Charlie Hood is finally back on the border after mounting that harrowing rescue mission in the jungles of the Yucatan Peninsula, the LASD deputy still assigned to the ATF's Buenavista, California, office. The hostage he snatched free, Erin McKenna, is hugely pregnant and living at his adobe near the border. Erin's husband, super-dirty deputy Bradley Jones, makes the occasional visit Erin is righteously pissed at him after being kidnapped by a rival cartel. It's a complicated situation…

That's the home front: at work, Charlie's infiltrating a trio from Missouri (two of them dirty cops) who've arrived in town with a truck full of weapons they've diverted from a seize-and-destroy program; tipped off by the gutsy Mary Kate. On the opposite side of town, a mysterious "Dr. Strenn" has a sit-down with bipolar drifter Lonnie Rovanna, who's currently off his meds, apparently to return his confiscated firearms - or at the least to give Lonnie one of the infamous Love 32s. Lonnie, it's a safe bet, is about to make trouble for Hood, not to mention a passel of innocent bystanders; trouble that will reach not only into local hospitals but all the way to Congress.

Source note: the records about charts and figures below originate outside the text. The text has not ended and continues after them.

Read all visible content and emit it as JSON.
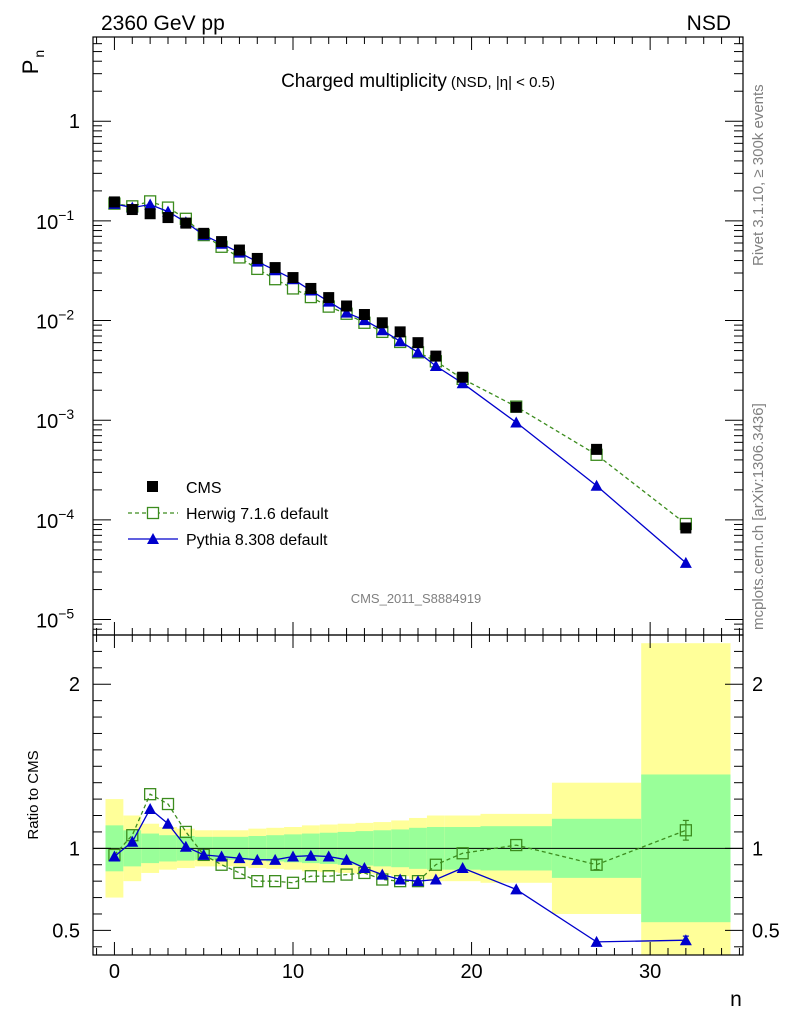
{
  "header": {
    "left": "2360 GeV pp",
    "right": "NSD"
  },
  "title": {
    "main": "Charged multiplicity",
    "sub": "(NSD, |η| < 0.5)"
  },
  "ylabel_top": {
    "base": "P",
    "sub": "n"
  },
  "ylabel_bottom": "Ratio to CMS",
  "xlabel": "n",
  "side_text_top": "Rivet 3.1.10, ≥ 300k events",
  "side_text_bottom": "mcplots.cern.ch [arXiv:1306.3436]",
  "watermark": "CMS_2011_S8884919",
  "colors": {
    "data": "#000000",
    "herwig": "#3c8c1e",
    "pythia": "#0000cc",
    "band_inner": "#99ff99",
    "band_outer": "#ffff99"
  },
  "chart_data": [
    {
      "type": "scatter",
      "panel": "main",
      "yscale": "log",
      "ylim": [
        7e-06,
        7
      ],
      "xlim": [
        -1.2,
        35.2
      ],
      "y_ticks": [
        {
          "value": 1,
          "label": "1"
        },
        {
          "value": 0.1,
          "base": "10",
          "exp": "−1"
        },
        {
          "value": 0.01,
          "base": "10",
          "exp": "−2"
        },
        {
          "value": 0.001,
          "base": "10",
          "exp": "−3"
        },
        {
          "value": 0.0001,
          "base": "10",
          "exp": "−4"
        },
        {
          "value": 1e-05,
          "base": "10",
          "exp": "−5"
        }
      ],
      "legend": {
        "position": "bottom-left",
        "entries": [
          {
            "key": "cms",
            "label": "CMS"
          },
          {
            "key": "herwig",
            "label": "Herwig 7.1.6 default"
          },
          {
            "key": "pythia",
            "label": "Pythia 8.308 default"
          }
        ]
      },
      "series": [
        {
          "key": "cms",
          "name": "CMS",
          "marker": "filled-square",
          "x": [
            0,
            1,
            2,
            3,
            4,
            5,
            6,
            7,
            8,
            9,
            10,
            11,
            12,
            13,
            14,
            15,
            16,
            17,
            18,
            19.5,
            22.5,
            27,
            32
          ],
          "y": [
            0.155,
            0.13,
            0.118,
            0.108,
            0.095,
            0.075,
            0.062,
            0.051,
            0.042,
            0.034,
            0.027,
            0.021,
            0.017,
            0.014,
            0.0115,
            0.0095,
            0.0077,
            0.006,
            0.0044,
            0.0027,
            0.00135,
            0.00051,
            8.3e-05
          ]
        },
        {
          "key": "herwig",
          "name": "Herwig 7.1.6 default",
          "marker": "open-square",
          "line": "dashed",
          "x": [
            0,
            1,
            2,
            3,
            4,
            5,
            6,
            7,
            8,
            9,
            10,
            11,
            12,
            13,
            14,
            15,
            16,
            17,
            18,
            19.5,
            22.5,
            27,
            32
          ],
          "y": [
            0.149,
            0.14,
            0.157,
            0.136,
            0.105,
            0.072,
            0.055,
            0.043,
            0.033,
            0.026,
            0.021,
            0.0172,
            0.0138,
            0.0117,
            0.0095,
            0.0077,
            0.0061,
            0.0048,
            0.0039,
            0.0026,
            0.00137,
            0.00045,
            9.1e-05
          ]
        },
        {
          "key": "pythia",
          "name": "Pythia 8.308 default",
          "marker": "filled-triangle",
          "line": "solid",
          "x": [
            0,
            1,
            2,
            3,
            4,
            5,
            6,
            7,
            8,
            9,
            10,
            11,
            12,
            13,
            14,
            15,
            16,
            17,
            18,
            19.5,
            22.5,
            27,
            32
          ],
          "y": [
            0.148,
            0.136,
            0.146,
            0.124,
            0.097,
            0.072,
            0.059,
            0.048,
            0.039,
            0.032,
            0.026,
            0.02,
            0.0155,
            0.012,
            0.0101,
            0.008,
            0.0062,
            0.0048,
            0.0035,
            0.00235,
            0.00095,
            0.00022,
            3.7e-05
          ]
        }
      ]
    },
    {
      "type": "line",
      "panel": "ratio",
      "ylabel": "Ratio to CMS",
      "xlabel": "n",
      "ylim": [
        0.35,
        2.3
      ],
      "xlim": [
        -1.2,
        35.2
      ],
      "x_ticks": [
        0,
        10,
        20,
        30
      ],
      "y_ticks": [
        {
          "value": 0.5,
          "label": "0.5"
        },
        {
          "value": 1,
          "label": "1"
        },
        {
          "value": 2,
          "label": "2"
        }
      ],
      "bands": {
        "edges": [
          -0.5,
          0.5,
          1.5,
          2.5,
          3.5,
          4.5,
          5.5,
          6.5,
          7.5,
          8.5,
          9.5,
          10.5,
          11.5,
          12.5,
          13.5,
          14.5,
          15.5,
          16.5,
          17.5,
          18.5,
          20.5,
          24.5,
          29.5,
          34.5
        ],
        "inner_low": [
          0.86,
          0.89,
          0.91,
          0.92,
          0.925,
          0.93,
          0.93,
          0.93,
          0.925,
          0.92,
          0.915,
          0.91,
          0.905,
          0.9,
          0.895,
          0.89,
          0.885,
          0.875,
          0.87,
          0.87,
          0.865,
          0.82,
          0.55
        ],
        "inner_high": [
          1.14,
          1.11,
          1.09,
          1.08,
          1.075,
          1.07,
          1.07,
          1.07,
          1.075,
          1.08,
          1.085,
          1.09,
          1.095,
          1.1,
          1.105,
          1.11,
          1.115,
          1.125,
          1.13,
          1.13,
          1.135,
          1.18,
          1.45
        ],
        "outer_low": [
          0.7,
          0.8,
          0.85,
          0.87,
          0.88,
          0.89,
          0.89,
          0.89,
          0.88,
          0.875,
          0.87,
          0.86,
          0.855,
          0.85,
          0.845,
          0.84,
          0.83,
          0.815,
          0.8,
          0.8,
          0.79,
          0.6,
          0.35
        ],
        "outer_high": [
          1.3,
          1.2,
          1.15,
          1.13,
          1.12,
          1.11,
          1.11,
          1.11,
          1.12,
          1.125,
          1.13,
          1.14,
          1.145,
          1.15,
          1.155,
          1.16,
          1.17,
          1.185,
          1.2,
          1.2,
          1.21,
          1.4,
          2.25
        ]
      },
      "series": [
        {
          "key": "herwig",
          "name": "Herwig 7.1.6 default",
          "line": "dashed",
          "x": [
            0,
            1,
            2,
            3,
            4,
            5,
            6,
            7,
            8,
            9,
            10,
            11,
            12,
            13,
            14,
            15,
            16,
            17,
            18,
            19.5,
            22.5,
            27,
            32
          ],
          "y": [
            0.96,
            1.08,
            1.33,
            1.27,
            1.1,
            0.96,
            0.9,
            0.85,
            0.8,
            0.8,
            0.79,
            0.83,
            0.83,
            0.84,
            0.85,
            0.81,
            0.8,
            0.8,
            0.9,
            0.97,
            1.02,
            0.9,
            1.11
          ],
          "yerr": [
            0,
            0,
            0,
            0,
            0,
            0,
            0,
            0,
            0,
            0,
            0,
            0,
            0,
            0,
            0,
            0,
            0,
            0,
            0,
            0,
            0,
            0.03,
            0.06
          ]
        },
        {
          "key": "pythia",
          "name": "Pythia 8.308 default",
          "line": "solid",
          "x": [
            0,
            1,
            2,
            3,
            4,
            5,
            6,
            7,
            8,
            9,
            10,
            11,
            12,
            13,
            14,
            15,
            16,
            17,
            18,
            19.5,
            22.5,
            27,
            32
          ],
          "y": [
            0.95,
            1.04,
            1.24,
            1.15,
            1.01,
            0.96,
            0.95,
            0.94,
            0.93,
            0.93,
            0.95,
            0.955,
            0.95,
            0.93,
            0.88,
            0.84,
            0.81,
            0.8,
            0.81,
            0.88,
            0.75,
            0.43,
            0.44
          ],
          "yerr": [
            0,
            0,
            0,
            0,
            0,
            0,
            0,
            0,
            0,
            0,
            0,
            0,
            0,
            0,
            0,
            0,
            0,
            0,
            0,
            0,
            0,
            0,
            0.025
          ]
        }
      ]
    }
  ]
}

Mike Finnegan is in town, but this time Charlie may have an Angel on his side: I kid you not…

10 January 2014

Scarpetta Develops Clairvoyance for Patricia Cornwell's "Dust"

1½ Stars

Over almost a quarter of a century, Kay Scarpetta (MD, Attorney, would-be chef at a posh Ristorante Italiano) has seen her career steam merrily ahead, crash and burn, turn into a gun for hire, and - finally - culminate in her appointment as chief of a high-tech crime lab (associated with what? one wonders) in the middle of metropolitan Boston. Nice work if you can get it.

In the same twenty-four years, Scarpetta's relationship with Benton Wesley (or is it Wesley Benton? I always forget) has progressed from "the other woman" to lover to quasi-widow to a print version of Pam Ewing waking up to find Bobby in the shower to who's-his-face's happily-married spouse. She's dragged her anti-authoritarian lesbian paranoid genius niece, Lucy, and the brutish cop Marino every step of the way.

To all that, I say, "Give it a rest, Kay!"